Dans une interview de mars 2016, Alain Mabanckou livre une intéressante analyse de l’évolution dans les années 90 puis 2000 de la littérature dite de la « négritude » alors que les écrivains émigrent en Europe et posent alors un regard nouveau sur l’Afrique et la société française, lié à l’éloignement, mais refuse d’y voir une volonté de cantonnement mais au contraire d’élargissement:
« Dans les années 1990, cette littérature décortique l’immigration, la condition de l’immigré, sa douleur, ses rencontres ; elle aspire en fait à s’émanciper du poids du passé colonial et des problématiques « Blancs-Noirs », trop attendues lorsqu’un Africain prend la plume.
Depuis les années 2000, des écrivains tentent des aventures littéraires personnelles, parfois très intimes. Je pense à l’écrivain franco-camerounais Gaston-Paul Effa, avec des livres comme Tout ce bleu [Grasset, 1996] et Mâ [Grasset, 1998], ou au Passage des larmes [Lattès, 2009], du Franco-Djiboutien Abdourahman Waberi, qui évoque Djibouti et l’exil. L’écrivain africain utilise désormais la première personne du singulier, il écrit « je ». La littérature d’avant, c’était beaucoup « nous », le peuple. Or le « nous » est une soustraction du « je ». Maintenant, l’écrivain africain voit s’ouvrir les possibilités de traiter tous les sujets, quitte à bousculer les instincts grégaires. (extrait interview Le Monde, mars 2016)
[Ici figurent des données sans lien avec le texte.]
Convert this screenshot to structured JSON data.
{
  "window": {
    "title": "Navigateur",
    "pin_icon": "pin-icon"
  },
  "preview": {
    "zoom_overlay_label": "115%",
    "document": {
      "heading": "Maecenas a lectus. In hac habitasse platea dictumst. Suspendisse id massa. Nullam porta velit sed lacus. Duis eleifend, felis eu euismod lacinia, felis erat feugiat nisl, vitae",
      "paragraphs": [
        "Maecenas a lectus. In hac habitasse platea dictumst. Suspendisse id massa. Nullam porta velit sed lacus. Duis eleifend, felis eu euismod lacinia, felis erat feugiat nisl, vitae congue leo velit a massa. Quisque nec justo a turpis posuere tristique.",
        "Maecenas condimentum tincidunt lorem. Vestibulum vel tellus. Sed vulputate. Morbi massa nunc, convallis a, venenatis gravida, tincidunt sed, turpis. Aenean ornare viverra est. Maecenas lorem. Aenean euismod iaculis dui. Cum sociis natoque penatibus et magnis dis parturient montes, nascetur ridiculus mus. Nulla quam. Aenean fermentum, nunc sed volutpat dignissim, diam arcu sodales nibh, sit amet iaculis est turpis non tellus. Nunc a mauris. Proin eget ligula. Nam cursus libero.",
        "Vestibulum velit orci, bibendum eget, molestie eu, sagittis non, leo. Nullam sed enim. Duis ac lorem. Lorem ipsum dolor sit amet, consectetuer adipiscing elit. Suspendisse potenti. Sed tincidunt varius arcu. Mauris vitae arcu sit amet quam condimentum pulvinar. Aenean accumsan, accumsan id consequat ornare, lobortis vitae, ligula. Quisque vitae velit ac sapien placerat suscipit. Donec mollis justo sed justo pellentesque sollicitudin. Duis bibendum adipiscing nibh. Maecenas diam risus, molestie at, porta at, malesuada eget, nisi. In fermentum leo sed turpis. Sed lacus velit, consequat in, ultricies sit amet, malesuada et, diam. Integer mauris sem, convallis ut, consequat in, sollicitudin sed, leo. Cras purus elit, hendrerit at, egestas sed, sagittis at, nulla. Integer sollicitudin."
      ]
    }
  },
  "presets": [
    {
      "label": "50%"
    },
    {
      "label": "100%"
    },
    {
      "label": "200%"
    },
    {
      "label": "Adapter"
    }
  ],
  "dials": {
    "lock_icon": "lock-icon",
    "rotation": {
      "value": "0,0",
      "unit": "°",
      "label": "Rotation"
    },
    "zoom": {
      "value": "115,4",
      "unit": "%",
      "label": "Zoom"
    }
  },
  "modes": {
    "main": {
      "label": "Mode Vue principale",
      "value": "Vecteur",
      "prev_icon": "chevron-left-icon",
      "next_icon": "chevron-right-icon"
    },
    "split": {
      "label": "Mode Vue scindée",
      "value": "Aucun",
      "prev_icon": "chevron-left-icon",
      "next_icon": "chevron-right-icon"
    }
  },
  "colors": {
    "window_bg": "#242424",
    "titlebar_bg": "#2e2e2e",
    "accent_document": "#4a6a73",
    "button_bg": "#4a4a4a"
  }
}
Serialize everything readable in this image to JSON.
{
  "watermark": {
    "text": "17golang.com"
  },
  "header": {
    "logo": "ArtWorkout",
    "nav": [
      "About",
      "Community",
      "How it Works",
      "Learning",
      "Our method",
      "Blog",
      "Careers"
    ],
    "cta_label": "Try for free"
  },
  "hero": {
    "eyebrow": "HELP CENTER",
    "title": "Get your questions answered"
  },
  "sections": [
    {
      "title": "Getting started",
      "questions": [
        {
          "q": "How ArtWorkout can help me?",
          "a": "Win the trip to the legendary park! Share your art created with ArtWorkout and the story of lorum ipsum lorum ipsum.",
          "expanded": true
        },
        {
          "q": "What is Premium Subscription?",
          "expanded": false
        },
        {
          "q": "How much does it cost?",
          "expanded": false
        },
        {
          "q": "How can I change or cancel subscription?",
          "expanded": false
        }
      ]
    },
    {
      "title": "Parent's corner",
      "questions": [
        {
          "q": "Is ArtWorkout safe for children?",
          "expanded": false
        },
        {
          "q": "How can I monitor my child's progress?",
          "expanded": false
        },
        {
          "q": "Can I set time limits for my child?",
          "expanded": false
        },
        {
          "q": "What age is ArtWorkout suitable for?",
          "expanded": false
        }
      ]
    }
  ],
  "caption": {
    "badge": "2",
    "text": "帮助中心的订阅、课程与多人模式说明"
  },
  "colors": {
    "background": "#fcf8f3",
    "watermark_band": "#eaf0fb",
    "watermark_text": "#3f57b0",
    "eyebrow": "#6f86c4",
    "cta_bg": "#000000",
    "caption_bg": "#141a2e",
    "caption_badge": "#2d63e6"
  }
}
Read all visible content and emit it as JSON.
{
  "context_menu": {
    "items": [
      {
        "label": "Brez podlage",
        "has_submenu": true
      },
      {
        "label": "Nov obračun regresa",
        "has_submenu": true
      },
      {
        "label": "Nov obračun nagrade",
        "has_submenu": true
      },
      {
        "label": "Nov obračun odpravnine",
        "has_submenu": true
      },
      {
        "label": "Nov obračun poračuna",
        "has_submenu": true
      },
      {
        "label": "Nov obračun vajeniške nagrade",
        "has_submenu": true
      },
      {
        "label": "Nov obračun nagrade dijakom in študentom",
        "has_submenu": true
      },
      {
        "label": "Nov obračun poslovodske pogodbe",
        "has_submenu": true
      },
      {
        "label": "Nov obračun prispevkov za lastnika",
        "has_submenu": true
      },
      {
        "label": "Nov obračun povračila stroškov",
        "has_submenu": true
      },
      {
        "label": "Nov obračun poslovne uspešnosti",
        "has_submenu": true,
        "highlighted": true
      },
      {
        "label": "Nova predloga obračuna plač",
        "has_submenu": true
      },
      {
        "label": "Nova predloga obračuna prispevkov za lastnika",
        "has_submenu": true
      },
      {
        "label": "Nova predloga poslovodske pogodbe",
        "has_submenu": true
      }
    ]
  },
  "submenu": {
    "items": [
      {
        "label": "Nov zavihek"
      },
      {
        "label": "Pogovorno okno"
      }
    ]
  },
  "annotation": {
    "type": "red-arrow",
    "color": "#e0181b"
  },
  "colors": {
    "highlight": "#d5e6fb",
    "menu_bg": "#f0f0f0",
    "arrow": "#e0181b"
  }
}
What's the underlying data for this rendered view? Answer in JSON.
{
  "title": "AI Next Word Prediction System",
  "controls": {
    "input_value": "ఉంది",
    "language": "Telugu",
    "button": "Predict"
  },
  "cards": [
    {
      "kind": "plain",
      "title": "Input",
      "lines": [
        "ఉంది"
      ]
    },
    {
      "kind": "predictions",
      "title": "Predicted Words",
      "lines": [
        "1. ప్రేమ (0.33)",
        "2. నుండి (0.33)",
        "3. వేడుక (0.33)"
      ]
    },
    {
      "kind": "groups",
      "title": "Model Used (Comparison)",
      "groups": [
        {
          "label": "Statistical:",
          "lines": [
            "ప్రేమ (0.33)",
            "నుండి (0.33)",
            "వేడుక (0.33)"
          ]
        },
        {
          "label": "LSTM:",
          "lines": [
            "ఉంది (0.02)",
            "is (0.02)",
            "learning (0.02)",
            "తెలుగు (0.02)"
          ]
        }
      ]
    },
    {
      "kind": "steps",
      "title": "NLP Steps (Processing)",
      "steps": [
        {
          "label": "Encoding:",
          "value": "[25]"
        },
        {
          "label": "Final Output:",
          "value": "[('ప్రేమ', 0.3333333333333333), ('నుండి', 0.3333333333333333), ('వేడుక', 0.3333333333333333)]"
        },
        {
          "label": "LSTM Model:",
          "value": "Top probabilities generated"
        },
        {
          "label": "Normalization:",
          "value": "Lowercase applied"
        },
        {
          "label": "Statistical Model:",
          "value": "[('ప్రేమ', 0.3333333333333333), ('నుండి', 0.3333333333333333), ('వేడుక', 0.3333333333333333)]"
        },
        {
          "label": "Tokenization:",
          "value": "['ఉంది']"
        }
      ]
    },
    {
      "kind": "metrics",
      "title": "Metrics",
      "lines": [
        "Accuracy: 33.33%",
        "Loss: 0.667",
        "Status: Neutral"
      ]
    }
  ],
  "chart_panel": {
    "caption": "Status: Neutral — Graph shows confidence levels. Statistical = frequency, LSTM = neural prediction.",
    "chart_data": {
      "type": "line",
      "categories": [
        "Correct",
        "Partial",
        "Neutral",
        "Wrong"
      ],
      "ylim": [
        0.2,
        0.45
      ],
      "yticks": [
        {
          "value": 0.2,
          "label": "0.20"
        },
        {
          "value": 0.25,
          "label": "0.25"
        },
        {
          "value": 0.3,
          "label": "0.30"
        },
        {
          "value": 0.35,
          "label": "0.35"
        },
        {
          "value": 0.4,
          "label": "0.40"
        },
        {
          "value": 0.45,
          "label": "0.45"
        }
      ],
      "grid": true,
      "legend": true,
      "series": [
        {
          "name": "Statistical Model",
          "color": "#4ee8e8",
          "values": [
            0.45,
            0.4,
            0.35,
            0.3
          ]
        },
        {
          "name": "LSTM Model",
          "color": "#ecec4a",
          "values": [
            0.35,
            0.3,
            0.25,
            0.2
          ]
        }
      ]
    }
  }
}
A noter l’analyse similaire que faisait Romuald Fonkoua, rédacteur en chef de la revue Présence Africaine et Professeur de littérature à l’Université Paris-Sorbonne
Depuis les années 2000, j’ai l’impression que nous assistons à un changement majeur dans la production littéraire francophone, où les interrogations sont tournées davantage vers l’auteur lui-même et ses propres abîmes. L’urgence sociale n’est plus fondatrice de la littérature, c’est la question du « moi » qui l’est de plus en plus. Les Antillais ont été pionniers de cette nouvelle sensibilité qui a libéré les imaginaires des contingences politiques ou sociales. L’écrivain le plus emblématique de cette modernité littéraire est sans doute le Martiniquais Edouard Glissant dont l’œuvre n’est pas prisonnière du binôme conflictuel monde occidental/monde non-occidental et puise son miel ailleurs, notamment dans la pensée philosophique (extrait interview RFI juillet 2016).